I’m a Sap for Christmas

I’m a sap for Christmas. In my former parishes, never did I get through the opening solo of “Once in Royal David’s City” without a tearful thank you for yet another generation of young people, acolytes kneeling at the altar rail. At the little rural church I serve in retirement, never once have I made it through “Silent Night” sung in candlelight without a tearful thank you for the faithful service of this elderly congregation that never lets age get in its way.

Wondrous beyond words is the image of the Word made flesh lying as a newborn in rough conditions and threatening times, yet proclaimed by angels and adored by shepherds. 

And, yes, I’m the same guy who’s lectured about the historic origins of Christmas celebrations; the uncertainty of the place, date or time of year of Jesus birth; and the unpleasant news that Luke and Matthew can’t be harmonized into a fabulous Charlie Brown pageant.  

It’s true that Mark says nothing about the birth, and doesn’t begin the story of Jesus until his baptism when he was about 30 by John the Baptist.  John the Evangelist, also says nothing about the birth, and his story begins with the beginning when God began to create.  Only Matthew and Luke have anything to say, and they tell two very different stories about the birth.  I don’t think they invented them out of imagination.  I think the stories were old, their origins springing from the event itself.  However mutated they became through their telling and retelling, they nevertheless bore truth that Jesus was born in Bethlehem, not long before Herod the Great died.  There was scandalous doubt about his parentage.  Locals who witnessed it told of strange, inexplicable events in the skies.

I don’t know why Mark had nothing to say about it.  Maybe he’d heard the stories in all their various forms too often, and deciding to skip what he could not resolve, got right to the heart of the matter –– the start of Jesus’ adult work.  John, on the other hand, was aware that Matthew and Luke had told their versions, so why repeat them.  It was more important for him to answer a different question: What do we mean when we say Jesus is the Son of God?

Maybe the larger question is why Matthew and Luke felt it necessary to include a birth narrative.  I’ll never know that answer either, but have a guess.  First, they had the stories.  Second, they may have thought Mark was wrong in not including them, especially since they were now writing for audiences living far away, unfamiliar with Judaean Judaism, and naturally curious about where Jesus came from.  Third, they may have thought the birth narrative was a necessary bookend to the resurrection narrative, which taken together, leave no doubt about who Jesus is as the Word made flesh.

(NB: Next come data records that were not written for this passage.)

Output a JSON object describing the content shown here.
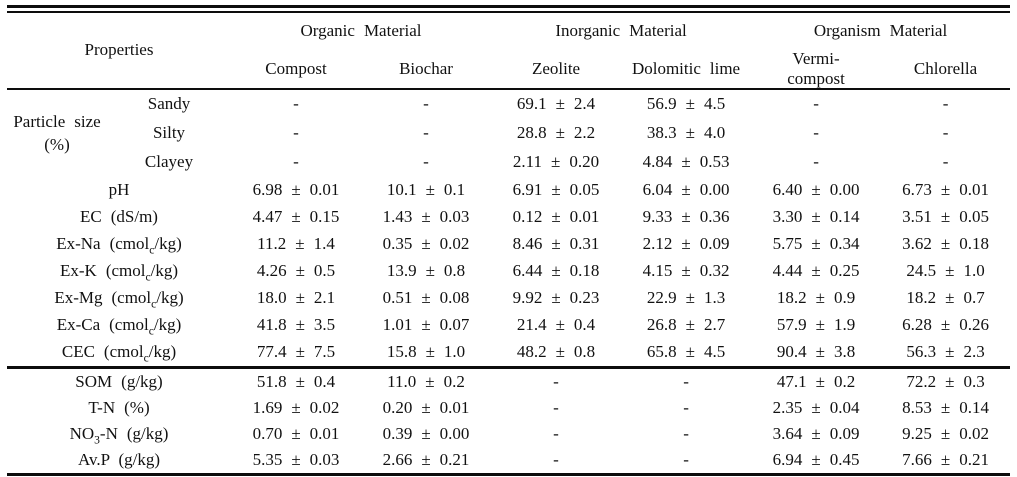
{
  "table": {
    "properties_header": "Properties",
    "col_groups": [
      {
        "label": "Organic Material",
        "cols": [
          "Compost",
          "Biochar"
        ]
      },
      {
        "label": "Inorganic Material",
        "cols": [
          "Zeolite",
          "Dolomitic lime"
        ]
      },
      {
        "label": "Organism Material",
        "cols": [
          "Vermi-\ncompost",
          "Chlorella"
        ]
      }
    ],
    "rows": [
      {
        "group": "Particle size\n(%)",
        "group_rows": 3,
        "sub": "Sandy",
        "values": [
          "-",
          "-",
          "69.1 ± 2.4",
          "56.9 ± 4.5",
          "-",
          "-"
        ]
      },
      {
        "sub": "Silty",
        "values": [
          "-",
          "-",
          "28.8 ± 2.2",
          "38.3 ± 4.0",
          "-",
          "-"
        ]
      },
      {
        "sub": "Clayey",
        "values": [
          "-",
          "-",
          "2.11 ± 0.20",
          "4.84 ± 0.53",
          "-",
          "-"
        ]
      },
      {
        "label": "pH",
        "values": [
          "6.98 ± 0.01",
          "10.1 ± 0.1",
          "6.91 ± 0.05",
          "6.04 ± 0.00",
          "6.40 ± 0.00",
          "6.73 ± 0.01"
        ]
      },
      {
        "label": "EC (dS/m)",
        "values": [
          "4.47 ± 0.15",
          "1.43 ± 0.03",
          "0.12 ± 0.01",
          "9.33 ± 0.36",
          "3.30 ± 0.14",
          "3.51 ± 0.05"
        ]
      },
      {
        "label": "Ex-Na (cmol_{c}/kg)",
        "values": [
          "11.2 ± 1.4",
          "0.35 ± 0.02",
          "8.46 ± 0.31",
          "2.12 ± 0.09",
          "5.75 ± 0.34",
          "3.62 ± 0.18"
        ]
      },
      {
        "label": "Ex-K (cmol_{c}/kg)",
        "values": [
          "4.26 ± 0.5",
          "13.9 ± 0.8",
          "6.44 ± 0.18",
          "4.15 ± 0.32",
          "4.44 ± 0.25",
          "24.5 ± 1.0"
        ]
      },
      {
        "label": "Ex-Mg (cmol_{c}/kg)",
        "values": [
          "18.0 ± 2.1",
          "0.51 ± 0.08",
          "9.92 ± 0.23",
          "22.9 ± 1.3",
          "18.2 ± 0.9",
          "18.2 ± 0.7"
        ]
      },
      {
        "label": "Ex-Ca (cmol_{c}/kg)",
        "values": [
          "41.8 ± 3.5",
          "1.01 ± 0.07",
          "21.4 ± 0.4",
          "26.8 ± 2.7",
          "57.9 ± 1.9",
          "6.28 ± 0.26"
        ]
      },
      {
        "label": "CEC (cmol_{c}/kg)",
        "section_end": true,
        "values": [
          "77.4 ± 7.5",
          "15.8 ± 1.0",
          "48.2 ± 0.8",
          "65.8 ± 4.5",
          "90.4 ± 3.8",
          "56.3 ± 2.3"
        ]
      },
      {
        "label": "SOM (g/kg)",
        "values": [
          "51.8 ± 0.4",
          "11.0 ± 0.2",
          "-",
          "-",
          "47.1 ± 0.2",
          "72.2 ± 0.3"
        ]
      },
      {
        "label": "T-N (%)",
        "values": [
          "1.69 ± 0.02",
          "0.20 ± 0.01",
          "-",
          "-",
          "2.35 ± 0.04",
          "8.53 ± 0.14"
        ]
      },
      {
        "label": "NO_{3}-N (g/kg)",
        "values": [
          "0.70 ± 0.01",
          "0.39 ± 0.00",
          "-",
          "-",
          "3.64 ± 0.09",
          "9.25 ± 0.02"
        ]
      },
      {
        "label": "Av.P (g/kg)",
        "values": [
          "5.35 ± 0.03",
          "2.66 ± 0.21",
          "-",
          "-",
          "6.94 ± 0.45",
          "7.66 ± 0.21"
        ]
      }
    ]
  }
}
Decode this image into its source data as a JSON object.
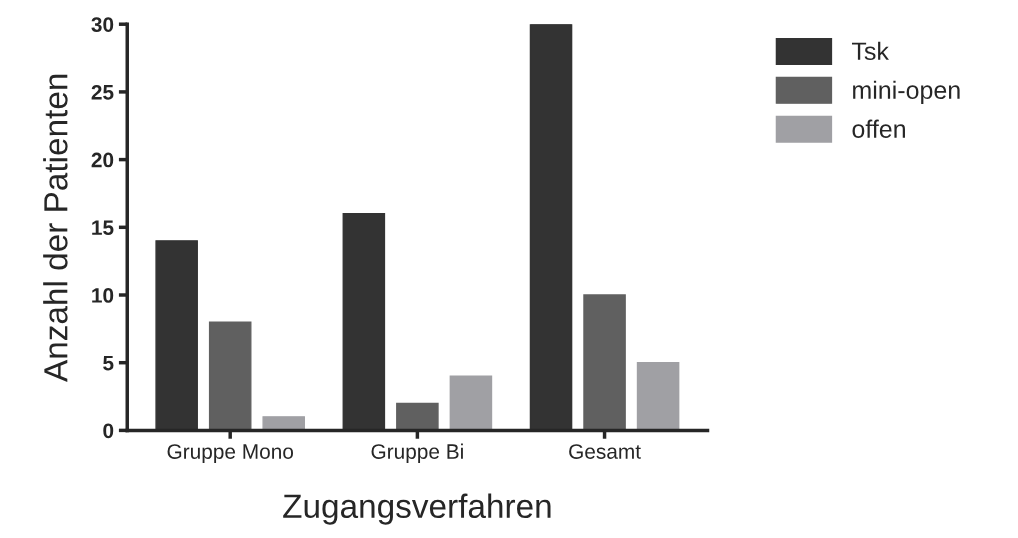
{
  "chart_data": {
    "type": "bar",
    "xlabel": "Zugangsverfahren",
    "ylabel": "Anzahl der Patienten",
    "categories": [
      "Gruppe Mono",
      "Gruppe Bi",
      "Gesamt"
    ],
    "series": [
      {
        "name": "Tsk",
        "color": "#333333",
        "values": [
          14,
          16,
          30
        ]
      },
      {
        "name": "mini-open",
        "color": "#606060",
        "values": [
          8,
          2,
          10
        ]
      },
      {
        "name": "offen",
        "color": "#a0a0a4",
        "values": [
          1,
          4,
          5
        ]
      }
    ],
    "ylim": [
      0,
      30
    ],
    "yticks": [
      0,
      5,
      10,
      15,
      20,
      25,
      30
    ],
    "grid": false,
    "legend": "top right"
  }
}
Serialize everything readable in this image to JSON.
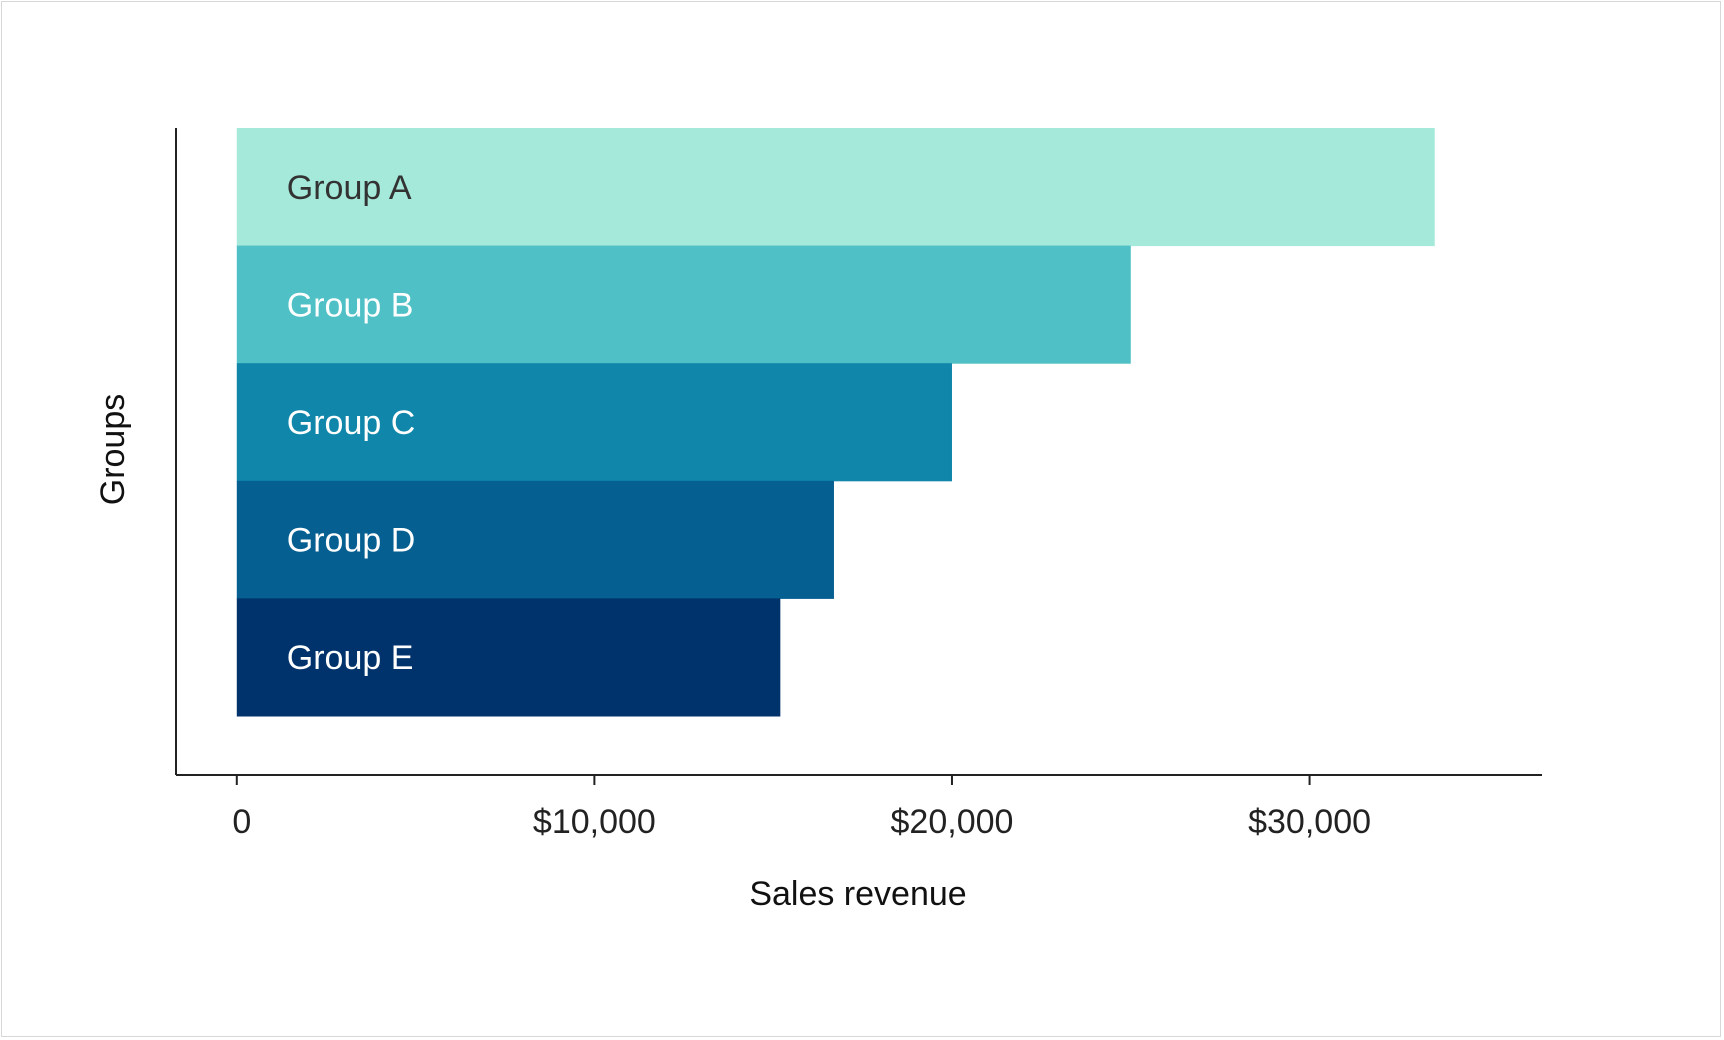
{
  "chart_data": {
    "type": "bar",
    "orientation": "horizontal",
    "title": "",
    "xlabel": "Sales revenue",
    "ylabel": "Groups",
    "xlim": [
      -1700,
      36500
    ],
    "xticks": [
      0,
      10000,
      20000,
      30000
    ],
    "xtick_labels": [
      "0",
      "$10,000",
      "$20,000",
      "$30,000"
    ],
    "grid": false,
    "categories": [
      "Group A",
      "Group B",
      "Group C",
      "Group D",
      "Group E"
    ],
    "values": [
      33500,
      25000,
      20000,
      16700,
      15200
    ],
    "bar_colors": [
      "#a4e9da",
      "#4ec0c6",
      "#0f86aa",
      "#065f91",
      "#00326b"
    ],
    "label_colors": [
      "#333333",
      "#ffffff",
      "#ffffff",
      "#ffffff",
      "#ffffff"
    ]
  }
}
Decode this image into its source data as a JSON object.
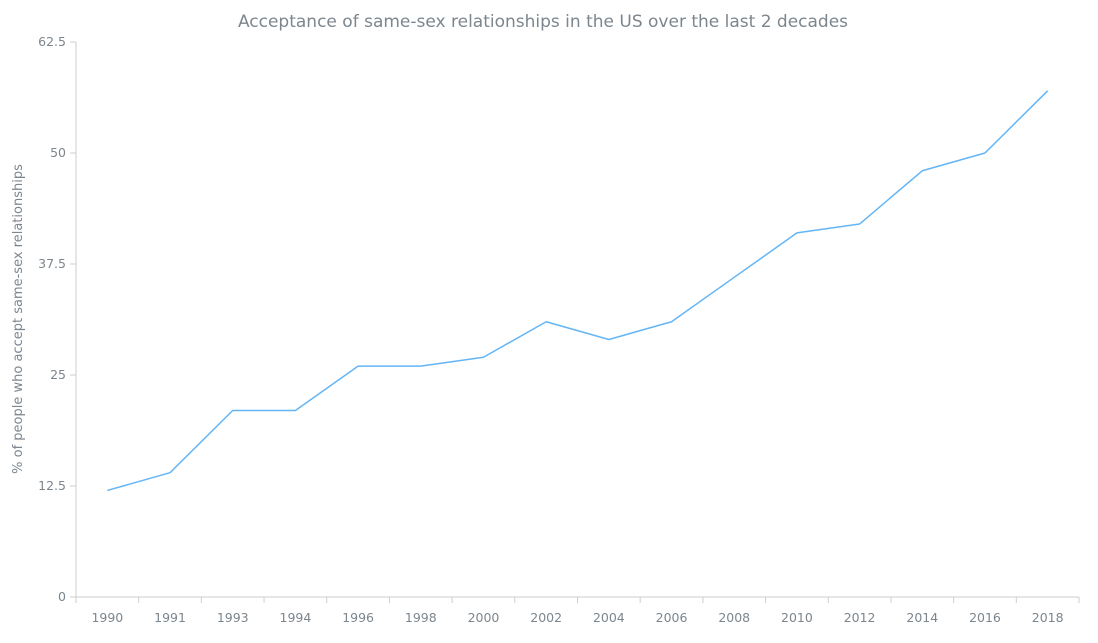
{
  "chart_data": {
    "type": "line",
    "title": "Acceptance of same-sex relationships in the US over the last 2 decades",
    "xlabel": "",
    "ylabel": "% of people who accept same-sex relationships",
    "categories": [
      "1990",
      "1991",
      "1993",
      "1994",
      "1996",
      "1998",
      "2000",
      "2002",
      "2004",
      "2006",
      "2008",
      "2010",
      "2012",
      "2014",
      "2016",
      "2018"
    ],
    "series": [
      {
        "values": [
          12,
          14,
          21,
          21,
          26,
          26,
          27,
          31,
          29,
          31,
          36,
          41,
          42,
          48,
          50,
          57
        ],
        "color": "#64b5f6"
      }
    ],
    "ylim": [
      0,
      62.5
    ],
    "yticks": [
      "0",
      "12.5",
      "25",
      "37.5",
      "50",
      "62.5"
    ],
    "grid": false,
    "legend": "none"
  }
}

I suppose we could discuss questions such as these for a long time, as previous generations have for centuries.  But it would lead us away from the awesome mystery of God’s incarnation in the most vulnerable way possible.  As others have in their times, our time seems dark and vulnerable.  Prophetic hope seems more remote than it did a few decades ago.  During the World Wars we had a clear understanding of who the enemies of peace were.  During the Cold War, we thought we did.  Today we’re in endless wars of no particular purpose or end.  Today we see the most threatening violence and strife not elsewhere, but within our nation.  Day and night we scan the world for enemies, but iniquity and trouble are within it; ruin is in its midst; oppression and fraud do not depart from our marketplaces (Ps. 55).  No need is so pressing that we cannot stop, reflect, and go to the manger to see this thing that has taken place.  What better time than this to “hush the noise and cease [our] strife and hear the angels sing.”